Sementara itu, Direktur Center of Information and Development Studies (CIDES), Umar Juoro menambahkan Bank Sentral yang semakin digital tentu memerlukan peran analisis Badan Supervisi Bank Indonesia untuk merumuskan sebuah kebijakan. Umar yang juga Mantan Ketua BSBI ini menilai peran Badan Supervisi masih sangat dibutuhkan pada masa digital seperti sekarang ini.
“BSBI itu sifatnya kan tidak ikut dalam kebijakan, tetapi lebih ke analisis. Dengan yang ada sekarang, lembaga seperti BSBI sangat diperlukan untuk partner Bank Indonesia,” ucapnya.
Lebih lanjut dirinya mengungkapkan, lembaga BSBI bisa lebih kontributif mengenai digitalisasi bank sentral dan uang digital yang sedang digarap Bank Indonesia di antaranya, BSBI bisa fokus pada analisis risk management berbasis data, pemanfaatan Big Data, dan Artificial Intelligence (AI) yang semakin dibutuhkan di zaman digital.
Menurut Umar, uang digital Bank Indonesia membutuhkan sebuah kerangka hukum yang memberikan kewenangan Bank Indonesia untuk menerbitkan uang digital. Seperti diketahui, uang digital BI adalah rupiah digital yang denominasi nilainya bisa saja sama dengan uang kertas, atau dengan nilai tertentu yang sepenuhnya dapat dipertukarkan dengan uang kertas (fully convertible).

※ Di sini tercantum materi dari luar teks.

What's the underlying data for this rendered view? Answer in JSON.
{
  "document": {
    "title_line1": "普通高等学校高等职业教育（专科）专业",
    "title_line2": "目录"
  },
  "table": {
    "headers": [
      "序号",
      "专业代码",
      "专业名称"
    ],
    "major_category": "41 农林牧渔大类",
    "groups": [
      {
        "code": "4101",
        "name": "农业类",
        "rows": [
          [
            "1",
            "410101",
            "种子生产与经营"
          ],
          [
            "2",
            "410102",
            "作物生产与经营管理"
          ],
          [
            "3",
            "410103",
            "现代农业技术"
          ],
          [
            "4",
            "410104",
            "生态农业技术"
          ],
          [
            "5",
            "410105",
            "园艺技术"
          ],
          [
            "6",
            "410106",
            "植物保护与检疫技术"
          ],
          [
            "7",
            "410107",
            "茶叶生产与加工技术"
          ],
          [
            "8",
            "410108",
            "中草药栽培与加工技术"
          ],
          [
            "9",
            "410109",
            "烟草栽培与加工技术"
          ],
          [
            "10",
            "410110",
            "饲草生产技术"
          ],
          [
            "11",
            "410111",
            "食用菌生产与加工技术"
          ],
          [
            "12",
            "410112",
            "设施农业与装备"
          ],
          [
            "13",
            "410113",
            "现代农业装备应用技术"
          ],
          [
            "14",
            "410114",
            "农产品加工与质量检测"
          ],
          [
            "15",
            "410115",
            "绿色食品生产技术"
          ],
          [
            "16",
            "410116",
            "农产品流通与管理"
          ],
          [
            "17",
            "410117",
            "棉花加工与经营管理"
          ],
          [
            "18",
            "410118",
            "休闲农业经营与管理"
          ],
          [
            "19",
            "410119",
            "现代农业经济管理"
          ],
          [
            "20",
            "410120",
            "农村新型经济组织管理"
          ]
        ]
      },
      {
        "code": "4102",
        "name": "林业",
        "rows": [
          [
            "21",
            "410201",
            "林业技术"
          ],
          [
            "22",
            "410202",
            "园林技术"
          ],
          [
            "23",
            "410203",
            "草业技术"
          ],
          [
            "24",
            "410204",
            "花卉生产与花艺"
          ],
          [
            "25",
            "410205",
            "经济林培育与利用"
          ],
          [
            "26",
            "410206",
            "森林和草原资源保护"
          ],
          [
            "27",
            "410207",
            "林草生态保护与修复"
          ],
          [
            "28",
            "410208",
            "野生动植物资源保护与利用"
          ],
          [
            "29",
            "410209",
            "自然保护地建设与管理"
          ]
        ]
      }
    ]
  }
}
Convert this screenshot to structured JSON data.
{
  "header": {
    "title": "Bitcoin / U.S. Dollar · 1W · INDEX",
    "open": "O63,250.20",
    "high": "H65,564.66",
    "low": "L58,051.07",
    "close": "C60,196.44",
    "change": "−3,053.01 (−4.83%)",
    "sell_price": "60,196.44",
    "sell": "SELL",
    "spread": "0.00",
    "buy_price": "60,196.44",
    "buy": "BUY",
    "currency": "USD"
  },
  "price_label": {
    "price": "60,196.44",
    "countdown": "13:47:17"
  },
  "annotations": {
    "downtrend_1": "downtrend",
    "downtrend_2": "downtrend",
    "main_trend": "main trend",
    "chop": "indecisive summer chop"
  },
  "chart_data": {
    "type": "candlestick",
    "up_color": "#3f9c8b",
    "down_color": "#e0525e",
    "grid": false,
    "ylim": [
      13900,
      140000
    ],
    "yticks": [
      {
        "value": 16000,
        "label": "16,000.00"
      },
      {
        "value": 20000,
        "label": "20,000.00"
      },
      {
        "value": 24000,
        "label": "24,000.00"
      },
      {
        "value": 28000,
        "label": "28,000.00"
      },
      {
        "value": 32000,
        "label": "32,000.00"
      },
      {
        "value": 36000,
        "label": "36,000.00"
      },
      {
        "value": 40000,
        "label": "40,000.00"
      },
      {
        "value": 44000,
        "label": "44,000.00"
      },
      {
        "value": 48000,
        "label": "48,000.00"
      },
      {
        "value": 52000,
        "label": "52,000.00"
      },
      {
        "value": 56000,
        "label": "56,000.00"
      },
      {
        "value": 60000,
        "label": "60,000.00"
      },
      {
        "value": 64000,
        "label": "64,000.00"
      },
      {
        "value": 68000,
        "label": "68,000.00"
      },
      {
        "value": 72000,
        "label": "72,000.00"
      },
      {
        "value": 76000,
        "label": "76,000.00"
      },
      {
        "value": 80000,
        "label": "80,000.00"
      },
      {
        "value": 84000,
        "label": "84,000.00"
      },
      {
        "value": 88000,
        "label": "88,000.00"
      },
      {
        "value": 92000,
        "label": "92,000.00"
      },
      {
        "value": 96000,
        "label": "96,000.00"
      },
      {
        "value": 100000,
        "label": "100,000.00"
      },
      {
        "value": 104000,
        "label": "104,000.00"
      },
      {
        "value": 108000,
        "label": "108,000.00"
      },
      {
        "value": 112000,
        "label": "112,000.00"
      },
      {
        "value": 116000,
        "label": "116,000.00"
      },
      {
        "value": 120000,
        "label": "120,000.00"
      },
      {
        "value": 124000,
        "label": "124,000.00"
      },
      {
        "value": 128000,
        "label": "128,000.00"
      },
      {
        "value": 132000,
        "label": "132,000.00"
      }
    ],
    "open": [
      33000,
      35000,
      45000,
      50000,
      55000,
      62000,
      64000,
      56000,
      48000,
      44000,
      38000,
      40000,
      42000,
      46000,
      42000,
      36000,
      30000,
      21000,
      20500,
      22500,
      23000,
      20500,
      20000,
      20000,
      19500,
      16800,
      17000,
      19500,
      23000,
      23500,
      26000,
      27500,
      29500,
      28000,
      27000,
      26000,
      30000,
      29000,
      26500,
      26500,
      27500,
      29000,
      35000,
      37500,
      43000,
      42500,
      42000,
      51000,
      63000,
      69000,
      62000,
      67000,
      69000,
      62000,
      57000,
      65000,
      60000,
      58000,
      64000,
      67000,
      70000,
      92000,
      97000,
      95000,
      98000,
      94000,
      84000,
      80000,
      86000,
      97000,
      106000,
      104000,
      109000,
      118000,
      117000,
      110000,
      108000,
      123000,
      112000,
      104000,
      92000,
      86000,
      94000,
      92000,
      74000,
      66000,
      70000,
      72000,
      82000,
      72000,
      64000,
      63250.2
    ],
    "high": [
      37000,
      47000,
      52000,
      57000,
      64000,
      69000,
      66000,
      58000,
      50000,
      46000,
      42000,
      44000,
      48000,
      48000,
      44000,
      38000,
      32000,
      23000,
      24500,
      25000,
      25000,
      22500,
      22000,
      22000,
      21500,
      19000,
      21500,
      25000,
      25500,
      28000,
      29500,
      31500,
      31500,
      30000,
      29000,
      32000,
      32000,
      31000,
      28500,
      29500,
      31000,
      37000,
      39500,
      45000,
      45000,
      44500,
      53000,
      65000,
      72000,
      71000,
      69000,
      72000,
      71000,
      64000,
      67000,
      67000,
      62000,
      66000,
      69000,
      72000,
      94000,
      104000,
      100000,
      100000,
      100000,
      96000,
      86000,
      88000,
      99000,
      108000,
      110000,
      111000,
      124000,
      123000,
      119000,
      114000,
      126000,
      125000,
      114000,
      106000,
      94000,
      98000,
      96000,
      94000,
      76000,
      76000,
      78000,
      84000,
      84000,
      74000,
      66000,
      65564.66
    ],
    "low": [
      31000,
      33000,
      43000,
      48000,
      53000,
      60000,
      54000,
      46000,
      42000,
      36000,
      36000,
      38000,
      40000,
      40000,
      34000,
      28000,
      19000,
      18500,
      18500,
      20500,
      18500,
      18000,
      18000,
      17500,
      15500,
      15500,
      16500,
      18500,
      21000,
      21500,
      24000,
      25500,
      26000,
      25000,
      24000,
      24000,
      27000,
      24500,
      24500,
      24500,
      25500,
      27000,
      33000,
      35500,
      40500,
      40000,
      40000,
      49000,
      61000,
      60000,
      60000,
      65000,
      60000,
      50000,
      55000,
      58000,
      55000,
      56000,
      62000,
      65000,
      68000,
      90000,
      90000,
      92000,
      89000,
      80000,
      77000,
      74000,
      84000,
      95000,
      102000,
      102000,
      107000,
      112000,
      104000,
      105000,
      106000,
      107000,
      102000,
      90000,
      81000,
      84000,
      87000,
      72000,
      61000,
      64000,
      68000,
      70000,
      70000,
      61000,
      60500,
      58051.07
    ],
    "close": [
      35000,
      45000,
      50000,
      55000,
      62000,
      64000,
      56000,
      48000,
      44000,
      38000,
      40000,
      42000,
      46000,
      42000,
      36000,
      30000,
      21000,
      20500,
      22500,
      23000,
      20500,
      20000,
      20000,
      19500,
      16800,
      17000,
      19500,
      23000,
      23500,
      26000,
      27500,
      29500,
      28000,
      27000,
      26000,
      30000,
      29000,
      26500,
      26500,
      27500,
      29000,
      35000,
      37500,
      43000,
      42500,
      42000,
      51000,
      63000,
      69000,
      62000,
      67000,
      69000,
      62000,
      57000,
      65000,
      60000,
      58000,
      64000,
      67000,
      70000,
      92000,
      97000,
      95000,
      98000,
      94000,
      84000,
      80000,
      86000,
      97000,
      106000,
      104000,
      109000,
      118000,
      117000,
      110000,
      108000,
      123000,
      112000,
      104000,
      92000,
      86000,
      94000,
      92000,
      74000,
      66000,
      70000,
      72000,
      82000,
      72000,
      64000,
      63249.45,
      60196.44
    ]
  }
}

“Nantinya BI menjadi penerbit uang kertas (termasuk logam) atau MI (uang dalam sirkulasi), dan uang digital masuk dalam M2 dan M3,” terang Umar.
Selain itu, uang digital Bank Indonesia juga dapat dipergunakan untuk bertransaksi sebagaimana uang kertas. Adapun uang digital Bank Digital juga mendapatkan suku bunga (interest bearing) dan dipergunakan dalam kebijakan moneter dan stabilitas sistem keuangan.
“Uang digital BI semestinya hanya dipergunakan di dalam yurisdiksi Indonesia saja, seperti juga uang kertas,” ucapnya.